Por Walson Sales
Sempre em nossa mente, quando pensamos em determinadas escolas de pensamento ou visões de mundo, pensamos em uma possível uniformidade, o que não é uma realidade na maioria dos casos. Com o ateísmo não é diferente. O termo pode conter uma simplificação exagerada apenas de um pensamento que nega a existência de Deus. Contudo, o termo é amplo em se tratando de formas e variações de ateísmos. Norman Geisler apresenta um breve apanhado do desenvolvimento e das variações de ateísmos. Ele afirma que enquanto o politeísmo dominou grande parte do pensamento grego antigo e o teísmo dominou a posição Cristã medieval, o ateísmo floresceu no mundo moderno (GEISLER, 2002, p. 83). Com isso não quero dizer que o ateísmo era completamente desconhecido no mundo grego antigo, nem no período medieval. Mas também é bom dizer que apesar do ateísmo ser um pensamento moderno bem conhecido e atuante, esse pensamento não chega nem perto de ser um consenso geral ou de ser importante.
Ao falar sobre essa diversidade de tradições, o ateu John Gray afirma com muita confiança que em vez de o ateísmo ser uma visão de mundo que se repete ao longo da história, tem havido muitos ateísmos com visões conflitantes do mundo. Na Grécia antiga e Roma, Índia e China, havia escolas de pensamento que, sem negar a existência dos deuses, estavam convencidas de que tais entidades não estavam preocupadas com os seres humanos.[1] Algumas dessas escolas desenvolveram versões iniciais da filosofia que sustenta que tudo no mundo é composto de matéria.[2] Outros evitavam especular sobre a natureza das coisas. O poeta romano Lucrécio achou que o universo era composto de "átomos e o vazio", enquanto o místico chinês Chuang Tzu seguiu o sábio taoísta (possivelmente mítico) Lao Tzu ao pensar que o mundo tinha uma maneira de trabalhar que não podia ser apreendida pela razão humana. Como a visão deles das coisas não continha uma mente divina que criou o universo, ambos eram ateus. Mas nenhum deles se preocupou com a "existência de Deus", uma vez que não tinham a concepção de um deus criador para questionar ou rejeitar (GRAY, 2019, p. 8). Nem todos se preocupam com o termo “ateus”, bem como outros gostam de denominar-se com outros termos, apesar de defender praticamente a mesma visão de mundo ateísta. Geisler confirma essa máxima com outras palavras,
É claro que nem todos que não têm fé num ser divino querem ser chamados de “ateus”. Alguns preferem a atribuição positiva “humanistas”. Outros talvez sejam mais bem descritos como "materialistas”. Mas todos são não-teístas, e a maioria é antiteísta. Alguns preferem o termo mais neutro “ateístas”. Ao contrário do teísta, que acredita que Deus existe além do e no mundo, e do panteísta, que acredita que Deus é o mundo, o ateu acredita que não há Deus neste mundo e nem no além. Só existe um universo ou cosmo e nada mais. Já que os ateus têm muito em comum com os agnósticos e céticos, são muitas vezes confundidos com eles. Tecnicamente, o cético diz: “Eu duvido que Deus exista” e o agnóstico declara “Eu não sei (ou não posso saber) se Deus existe”. Mas o ateu afirma que sabe (ou pelo menos acredita) que Deus não existe. Uma vez, porém, que ateus são todos não-teístas e já que a maioria dos ateus partilha com os céticos a posição antiteísta, muitos dos seus argumentos são iguais. É nesse sentido que o ateísmo moderno baseia-se muito no ceticismo de David Hume e no agnosticismo de Immanuel Kant. (GEISLER, 2002, p. 83).
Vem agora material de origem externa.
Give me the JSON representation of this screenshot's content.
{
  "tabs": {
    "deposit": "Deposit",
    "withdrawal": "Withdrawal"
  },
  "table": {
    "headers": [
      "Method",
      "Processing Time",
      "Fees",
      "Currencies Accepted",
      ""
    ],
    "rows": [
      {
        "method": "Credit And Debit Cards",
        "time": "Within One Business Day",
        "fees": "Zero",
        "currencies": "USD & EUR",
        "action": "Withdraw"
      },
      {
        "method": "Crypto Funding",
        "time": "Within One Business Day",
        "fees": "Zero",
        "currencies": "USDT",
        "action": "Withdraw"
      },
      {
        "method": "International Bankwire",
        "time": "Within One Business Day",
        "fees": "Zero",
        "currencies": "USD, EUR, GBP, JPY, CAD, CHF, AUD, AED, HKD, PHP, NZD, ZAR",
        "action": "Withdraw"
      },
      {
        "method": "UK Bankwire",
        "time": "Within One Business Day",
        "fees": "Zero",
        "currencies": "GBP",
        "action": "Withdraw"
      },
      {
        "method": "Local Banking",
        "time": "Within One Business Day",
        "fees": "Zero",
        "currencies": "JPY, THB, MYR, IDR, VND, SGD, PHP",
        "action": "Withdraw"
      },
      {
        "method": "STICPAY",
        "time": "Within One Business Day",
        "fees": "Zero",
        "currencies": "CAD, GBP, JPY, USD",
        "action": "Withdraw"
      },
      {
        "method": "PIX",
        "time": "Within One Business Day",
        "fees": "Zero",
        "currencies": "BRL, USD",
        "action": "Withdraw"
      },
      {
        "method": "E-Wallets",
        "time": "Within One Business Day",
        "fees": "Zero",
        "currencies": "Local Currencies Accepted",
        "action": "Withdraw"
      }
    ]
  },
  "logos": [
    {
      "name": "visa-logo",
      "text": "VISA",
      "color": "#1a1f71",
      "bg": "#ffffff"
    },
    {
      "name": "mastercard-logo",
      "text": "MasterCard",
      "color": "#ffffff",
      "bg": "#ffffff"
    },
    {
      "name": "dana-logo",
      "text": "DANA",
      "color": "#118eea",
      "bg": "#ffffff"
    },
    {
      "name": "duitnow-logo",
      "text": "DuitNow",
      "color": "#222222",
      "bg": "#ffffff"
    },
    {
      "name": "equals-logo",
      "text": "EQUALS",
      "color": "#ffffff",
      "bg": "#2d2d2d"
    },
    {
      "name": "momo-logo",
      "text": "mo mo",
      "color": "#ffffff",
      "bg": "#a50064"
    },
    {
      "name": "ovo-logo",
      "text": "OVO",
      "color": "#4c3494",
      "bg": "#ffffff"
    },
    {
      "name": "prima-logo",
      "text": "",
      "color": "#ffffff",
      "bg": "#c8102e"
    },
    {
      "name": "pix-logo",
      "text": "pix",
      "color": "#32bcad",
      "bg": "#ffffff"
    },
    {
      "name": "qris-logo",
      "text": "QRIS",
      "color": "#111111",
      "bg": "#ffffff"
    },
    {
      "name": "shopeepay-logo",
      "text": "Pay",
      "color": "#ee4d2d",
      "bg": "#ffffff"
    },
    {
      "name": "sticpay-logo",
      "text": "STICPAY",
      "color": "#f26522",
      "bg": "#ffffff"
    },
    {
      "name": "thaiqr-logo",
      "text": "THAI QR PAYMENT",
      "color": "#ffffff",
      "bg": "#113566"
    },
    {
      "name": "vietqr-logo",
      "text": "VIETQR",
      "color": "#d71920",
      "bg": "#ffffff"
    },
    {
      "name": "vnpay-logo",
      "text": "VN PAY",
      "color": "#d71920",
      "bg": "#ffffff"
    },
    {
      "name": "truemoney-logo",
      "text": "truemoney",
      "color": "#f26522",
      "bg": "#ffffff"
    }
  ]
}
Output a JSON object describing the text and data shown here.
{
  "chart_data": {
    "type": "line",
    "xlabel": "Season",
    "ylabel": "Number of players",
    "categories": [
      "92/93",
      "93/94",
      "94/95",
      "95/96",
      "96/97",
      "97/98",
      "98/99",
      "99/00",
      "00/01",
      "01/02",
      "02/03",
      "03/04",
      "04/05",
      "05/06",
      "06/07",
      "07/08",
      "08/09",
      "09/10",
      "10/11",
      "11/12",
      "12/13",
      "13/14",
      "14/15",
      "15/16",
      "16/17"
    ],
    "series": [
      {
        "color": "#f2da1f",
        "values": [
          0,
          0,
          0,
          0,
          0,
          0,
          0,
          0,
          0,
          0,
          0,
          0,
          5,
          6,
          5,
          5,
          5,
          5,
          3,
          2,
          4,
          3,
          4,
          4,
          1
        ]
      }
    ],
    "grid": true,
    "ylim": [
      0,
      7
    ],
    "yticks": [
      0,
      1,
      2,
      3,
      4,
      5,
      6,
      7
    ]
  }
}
John Gray faz uma analogia pertinente ao dizer que se existem muitas religiões diferentes, também existem muitos ateísmos diferentes. O ateísmo do século XXI é quase sempre um tipo de materialismo. Mas essa é apenas uma das muitas visões do mundo que os ateus defendem. Alguns ateus - como o filósofo alemão Arthur Schopenhauer do século XIX - pensaram que a matéria é uma ilusão e uma realidade espiritual. Não existe uma "visão de mundo ateu" nesse tipo de ateísmo. O ateísmo desse tipo simplesmente exclui a ideia de que o mundo é obra de um deus criador, que não é encontrado na maioria das religiões (2019, p. 8). Apesar de John Gray negar a visão de mundo ateu, na verdade ele a está afirmando, pois as implicações dessa negação atingem a forma como se entende o mundo.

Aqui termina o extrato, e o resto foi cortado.